Relativisons la défaite du FPÖ en Autriche

Le FPÖ autrichien et son candidat Norbert Höfer ont perdu les élections présidentielles du 4 décembre face au candidat écologiste Alexander van der Bellen à 48,3% contre 51,7%.

Une victoire aurait été assurément une bonne nouvelle qui aurait poursuivi une certaine dynamique en œuvre en Occident. Elle aurait pu permettre un rapprochement entre l'Autriche et le groupe de Visegrad par exemple. Trop iconoclaste pour le moment.

La défaite est très largement à relativiser; elle n'a rien d'infamante et n'est en aucun cas « écrasante » comme se plaît à le dire la presse de gauche.

Pour commencer, rappelons que le poste de président en Autriche n'a pas la même importance qu'en France et qu'une défaite aux présidentielles n'empêchera pas le FPÖ de pouvoir se positionner en bonne place à d'autres échéances électorales. Le score de 48,3% est un excellent score, le meilleur en Europe pour un parti de cette nature.

Par ailleurs, il semblerait que le sujet des rapports avec l'UE, et donc avec l'Allemagne, ce qui n'est pas négligeable lorsqu'on est autrichien, ait plus pesé encore que la question migratoire. Van der Bellen aurait aussi mis de l'eau dans son vin sur l'utopie migratoire. Il s'agit donc surtout de maintenir un statu quo vis à vis de l'UE.

D'un autre côté, cette opposition marque la faillite des partis politiques traditionnels : socio-démocrates, démocratie chrétienne, liberal-conservatisme. Une défaite de la droite nationale au profit des écologistes, dans un pays assez préoccupé par sa qualité de vie, n'est pas une catastrophe et ne peut pas être perçu avec notre seul regard de Français où l'écologie politique est une vaste arnaque.

Le résultat du référendum italien est-il vraiment une bonne nouvelle ?

Mateo Renzi proposait aux Italiens une modification du fonctionnement des institutions dans un pays marqué par près de sept décennies d'instabilité et qui est au cœur des jeux de pouvoir. Vatican, Etats-Unis, franc-maçonnerie, mafias…  Une des manifestations les plus sanglantes fut la violence des années de plomb. L'Italie est un pays à la souveraineté limitée où corruption et féodalités ont encore la belle vie. Les mouvements régionalistes, même ceux qualifiés « d'extrême-droite » agissent souvent par pur égoïsme territorial, refusant par exemple de payer pour les « terroni » du sud. L'Italie est une nation inachevée.

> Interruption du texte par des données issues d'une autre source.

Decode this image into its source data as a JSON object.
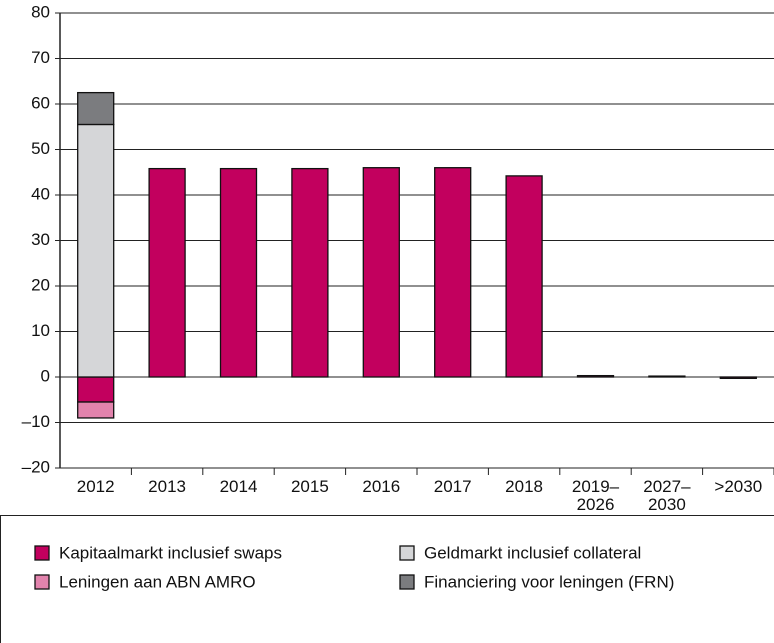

60% des électeurs ont pourtant rejeté sa réforme, ce qui est perçu comme une brillante victoire des « eurosceptiques » face à l'homme lige de Merkel. C'est peut-être vrai et l'ère politique qui s'ouvre désormais peut conduire à une majorité composée de partis politiques hostiles à l'Eurozone et à la politique germano-bruxelloise. Le M5S, Forza Italia ou la Lega Nord sont autant de mouvements qui peuvent tirer les marrons du feu. Mais il s'agit de mouvements qui sont en réalité divisés et il sera compliqué d'obtenir des majorités solides. Par ailleurs, rien n'indique que les partis qui seront en mesure de remporter d'éventuelles élections législatives vont appliquer leur programme : la Lega Nord a déjà largement déçue sur l'immigration lorsqu'elle pouvait agir et le précédent de Syriza en Grèce nous invite à la plus grande prudence.

Ce que favorise cette défaite, c'est la poursuite du statu quo actuel et le règne des partis. On se souvient que « l'extrême-droite » se réjouissait de la démission du Général de Gaulle après l'échec du référendum sur la réforme territoriale et qu'elle n'a pas hésité à soutenir Giscard en 1974. Que nous a apporté la démission du Général de Gaulle ? Le banquier Pompidou, l'européiste Giscard, la fausse droite chiraquienne, le gauchisme partout avec la victoire symbolique de 68... Une autre époque, certes, mais il y a peut-être un côté gaullien dans l'attitude de Renzi.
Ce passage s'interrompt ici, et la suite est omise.